Thursday, November 4
3951 words in, with the late October cheating. Approximately. Which leaves me at about half of what I ought to be at.
My fallback position for not knowing how to write about anything is writing about how hard it is to write. It's way too early in the month for that one, I suppose, but then again if I'm going to break it out at all I might as well just get it out of the way now.
Not very long ago, I was an undergraduate in History with a drinking team and a frisbee habit.1 It couldn't exactly have been a very demanding program, given that I got all the requirements in a couple of years and graduated with decent grades. What I recall though is that I used to routinely grind out these little 5 and 10 page papers in a night of furious and sometimes mildly intoxicated typing. They weren't exactly good — you don't have to read very many undergraduate papers to know that the only reason I got respectable grades for this crap is that the vast majority of 18-to-24-year-olds at your average state research institution are one tiny notch above functionally illiterate — but still and all, I'm pretty sure I've lost some kind of edge since then.
Maybe it's just that if I don't manage to meet my arbitrary wordcount goal for the night, nobody at all is going to be looking extremely disappointed while I bullshit excuses and ask for extensions. Maybe I just need more quiet judgment and tacit condemnation in my life.
Apropos of the other night's muddled ranting about Halloween costumes, I got to work this morning and Eric pointed me at a new interview with Berkeley Breathed, the man responsible for Bloom County. Here is the bit about deadlines:
RUSSELL: You've talked at length about your deadline insanity in "Bloom County"'s early days -- epic all-nighters, finishing comics on the plane ride over to the syndicate, etc. Did a passenger sitting next to you on a plane ever freak out to see you speed-drawing in the air?
BREATHED: They were understandably intrigued, and often peppered me with questions while I tried to work. Not so interestingly, it was usually "What's it like to be a cartoonist?" An impossible question to answer -- even while one isn't on deadline trying to ink on a piece of 28-inch-wide paper balanced on a 14-inch-wide airline table while going through thunderstorms over St. Louis. I remember answering it with, "Well, what's it like to be a nose picker?" It made no sense, but that was the point, and they'd usually go quiet until Washington. The good ol' days.

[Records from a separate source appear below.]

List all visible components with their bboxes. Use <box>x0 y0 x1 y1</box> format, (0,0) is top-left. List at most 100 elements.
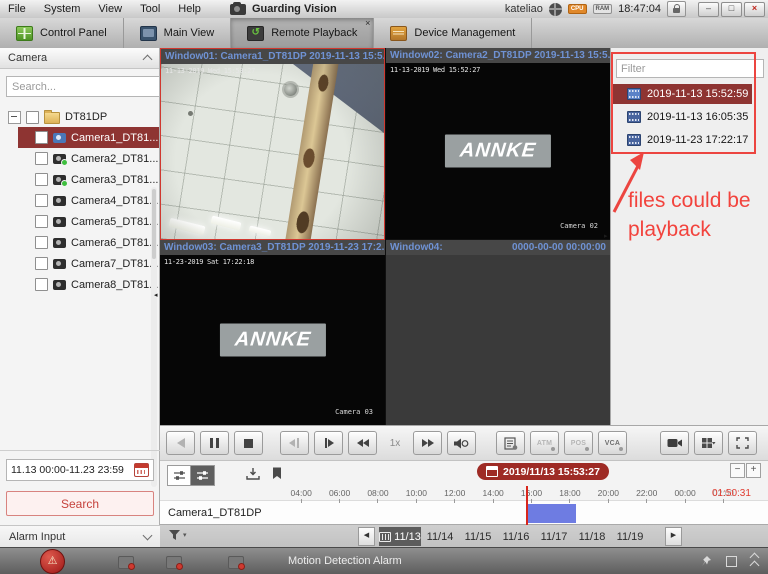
minimize-button[interactable]: – <box>698 2 719 17</box>
record-button[interactable] <box>660 431 689 455</box>
collapse-minus-icon[interactable] <box>8 111 21 124</box>
next-dates-button[interactable]: ▶ <box>665 527 682 546</box>
camera-checkbox[interactable] <box>35 215 48 228</box>
chevron-down-icon[interactable] <box>143 530 153 540</box>
restore-panel-icon[interactable] <box>726 556 737 567</box>
window-division-button[interactable] <box>694 431 723 455</box>
calendar-icon[interactable] <box>134 463 149 477</box>
reverse-play-button[interactable] <box>166 431 195 455</box>
menu-item[interactable]: View <box>98 3 122 15</box>
camera-checkbox[interactable] <box>35 152 48 165</box>
device-checkbox[interactable] <box>26 111 39 124</box>
tab[interactable]: Control Panel <box>0 18 124 48</box>
alarm-bell-icon[interactable] <box>118 556 134 569</box>
video-content-camera3[interactable]: 11-23-2019 Sat 17:22:18 ANNKE Camera 03 <box>160 255 385 425</box>
date-tab[interactable]: 11/16 <box>497 527 535 546</box>
menu-item[interactable]: System <box>44 3 81 15</box>
volume-button[interactable] <box>447 431 476 455</box>
camera-tree-item[interactable]: Camera5_DT81... <box>18 211 159 232</box>
playback-window-3[interactable]: Window03: Camera3_DT81DP 2019-11-23 17:2… <box>160 240 385 425</box>
video-content-camera2[interactable]: 11-13-2019 Wed 15:52:27 ANNKE Camera 02 <box>386 63 610 239</box>
camera-tree-item[interactable]: Camera6_DT81... <box>18 232 159 253</box>
date-tab[interactable]: 11/18 <box>573 527 611 546</box>
playback-window-1[interactable]: Window01: Camera1_DT81DP 2019-11-13 15:5… <box>160 48 385 240</box>
date-tab[interactable]: 11/15 <box>459 527 497 546</box>
event-list-button[interactable] <box>496 431 525 455</box>
playback-window-4[interactable]: Window04: 0000-00-00 00:00:00 <box>385 240 610 425</box>
recording-segment[interactable] <box>527 504 576 523</box>
camera-tree-item[interactable]: Camera7_DT81... <box>18 253 159 274</box>
camera-checkbox[interactable] <box>35 257 48 270</box>
pause-button[interactable] <box>200 431 229 455</box>
camera-checkbox[interactable] <box>35 173 48 186</box>
bookmark-button[interactable] <box>272 467 282 480</box>
tab[interactable]: Main View <box>124 18 232 48</box>
network-globe-icon[interactable] <box>549 3 562 16</box>
stop-button[interactable] <box>234 431 263 455</box>
camera-checkbox[interactable] <box>35 131 48 144</box>
timeline-playhead[interactable] <box>526 486 528 525</box>
maximize-button[interactable]: □ <box>721 2 742 17</box>
tab-close-icon[interactable]: × <box>365 19 370 28</box>
alarm-warning-icon[interactable]: ⚠ <box>40 549 65 574</box>
camera-tree-item[interactable]: Camera8_DT81... <box>18 274 159 295</box>
filter-toggle[interactable]: ▾ <box>168 529 187 541</box>
playback-window-2[interactable]: Window02: Camera2_DT81DP 2019-11-13 15:5… <box>385 48 610 240</box>
lock-button[interactable] <box>667 1 686 17</box>
tab[interactable]: Remote Playback × <box>231 18 374 48</box>
video-content-empty[interactable] <box>386 255 610 425</box>
menu-item[interactable]: File <box>8 3 26 15</box>
date-range-input[interactable] <box>11 464 131 476</box>
date-tab[interactable]: 11/13 <box>379 527 421 546</box>
timeline-track[interactable]: Camera1_DT81DP <box>160 500 768 526</box>
collapse-up-icon[interactable] <box>143 55 153 65</box>
previous-frame-button[interactable] <box>280 431 309 455</box>
alarm-snapshot-icon[interactable] <box>166 556 182 569</box>
camera-tree-item[interactable]: Camera3_DT81... <box>18 169 159 190</box>
collapse-handle-left-icon[interactable]: ◂ <box>154 292 158 299</box>
playback-file-item[interactable]: 2019-11-23 17:22:17 <box>612 130 752 150</box>
alarm-audio-icon[interactable] <box>228 556 244 569</box>
collapse-handle-right-icon[interactable]: ▸ <box>604 233 608 240</box>
atm-search-button[interactable]: ATM <box>530 431 559 455</box>
timeline-zoom-in-button[interactable]: + <box>746 463 761 478</box>
video-content-camera1[interactable]: 11-13-2019 Wed 15:53:27 <box>161 64 384 239</box>
camera-search-input[interactable] <box>6 76 160 97</box>
slow-down-button[interactable] <box>348 431 377 455</box>
date-tab[interactable]: 11/14 <box>421 527 459 546</box>
camera-checkbox[interactable] <box>35 194 48 207</box>
menu-item[interactable]: Help <box>178 3 201 15</box>
fullscreen-button[interactable] <box>728 431 757 455</box>
ram-usage-icon[interactable]: RAM <box>593 4 613 14</box>
camera-panel-header[interactable]: Camera <box>0 48 159 69</box>
camera-checkbox[interactable] <box>35 236 48 249</box>
playback-file-item[interactable]: 2019-11-13 16:05:35 <box>612 107 752 127</box>
alarm-input-panel-header[interactable]: Alarm Input <box>0 525 160 547</box>
timeline-mode-button-2[interactable] <box>190 465 215 486</box>
download-button[interactable] <box>246 467 260 480</box>
search-button[interactable]: Search <box>6 491 154 516</box>
pos-search-button[interactable]: POS <box>564 431 593 455</box>
timeline-mode-button-1[interactable] <box>167 465 192 486</box>
next-frame-button[interactable] <box>314 431 343 455</box>
playback-time-badge[interactable]: 2019/11/13 15:53:27 <box>477 463 609 480</box>
camera-checkbox[interactable] <box>35 278 48 291</box>
playback-file-item[interactable]: 2019-11-13 15:52:59 <box>612 84 752 104</box>
speed-up-button[interactable] <box>413 431 442 455</box>
sidebar-scrollbar[interactable] <box>151 187 157 487</box>
device-tree-root[interactable]: DT81DP <box>0 107 159 127</box>
collapse-statusbar-icon[interactable] <box>751 554 758 569</box>
filter-input[interactable] <box>616 59 764 78</box>
scrollbar-thumb[interactable] <box>152 189 156 259</box>
camera-tree-item[interactable]: Camera1_DT81... <box>18 127 159 148</box>
cpu-usage-icon[interactable]: CPU <box>568 4 587 14</box>
date-tab[interactable]: 11/19 <box>611 527 649 546</box>
menu-item[interactable]: Tool <box>140 3 160 15</box>
tab[interactable]: Device Management <box>374 18 532 48</box>
pin-icon[interactable] <box>700 555 712 568</box>
camera-tree-item[interactable]: Camera2_DT81... <box>18 148 159 169</box>
timeline-zoom-out-button[interactable]: − <box>730 463 745 478</box>
date-tab[interactable]: 11/17 <box>535 527 573 546</box>
vca-search-button[interactable]: VCA <box>598 431 627 455</box>
camera-tree-item[interactable]: Camera4_DT81... <box>18 190 159 211</box>
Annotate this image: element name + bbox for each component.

Breathed goes on to say that he got better at this with time ("After 20 years, it simply became too embarrassing to seem that much of a juvenile dolt about deadlines."), but I've got this sense that a general air of temporal madness and sleepless terror must be a huge chunk of the syndicated/daily cartoonist lifestyle for anyone who doesn't approach the thing with machine-like dedication. Then again, maybe everyone who can't ramp up to machine-like dedication washes out of the thing early.2
Comics, mostly in the form of newspaper strips3 and collections of same, are kind of important to me. If I were writing some kind of intellectual autobiography, I might start with Calvin & Hobbes, Bloom County, or Peanuts.
Interlude: I walk to the Southern Sun with Paul for $1 tacos and a couple of beers. This is what passes for a bar special in Boulder. And actually it is one of the better ones. They're pretty good tacos for a buck, though I can't help thinking about those 25 cent tacos at Knickerbockers in Lincoln, the ones where you'd get 7 or 8 with the "hot" sauce and a couple with the "mofo" (from the much smaller jar) to kind of round things out, and you'd drink pitcher after pitcher of Old Style or Pabst while arguing about the geographic location of Wyoming or the merits of the rumored upcoming indoor smoking ban.
More about the funnies later.
1 Badum-tish.
2 These days, when almost all of the interesting new short-form comics are on the web and the funny pages have pretty well ossified into a collection of insipid postage-stamp ciphers and inertial remnants of all those franchises that didn't have the good fortune to die with their creators, we get exposed to a lot of artists who can't stand up to the kind of time pressure that the papers have always exerted. A lot of them produce really beautiful work. Our lingering collective understanding of cartooning as a deadline-driven business is probably a good part of the reason why a lot of them also produce reams of textual excuses for not working faster. To which I say: People, relax already.
3 And one-panel cartoons like The Far Side. Here I am going to acknowledge that there's supposed to be a distinction between comics (sequential, etc.) and one-panel cartoons. I've read Scott McCloud too. Smart guy. Now that we've got that out of the way, I'm going to ignore it because I don't have any theoretical axes to grind and either way I'm talking about little pictures with words.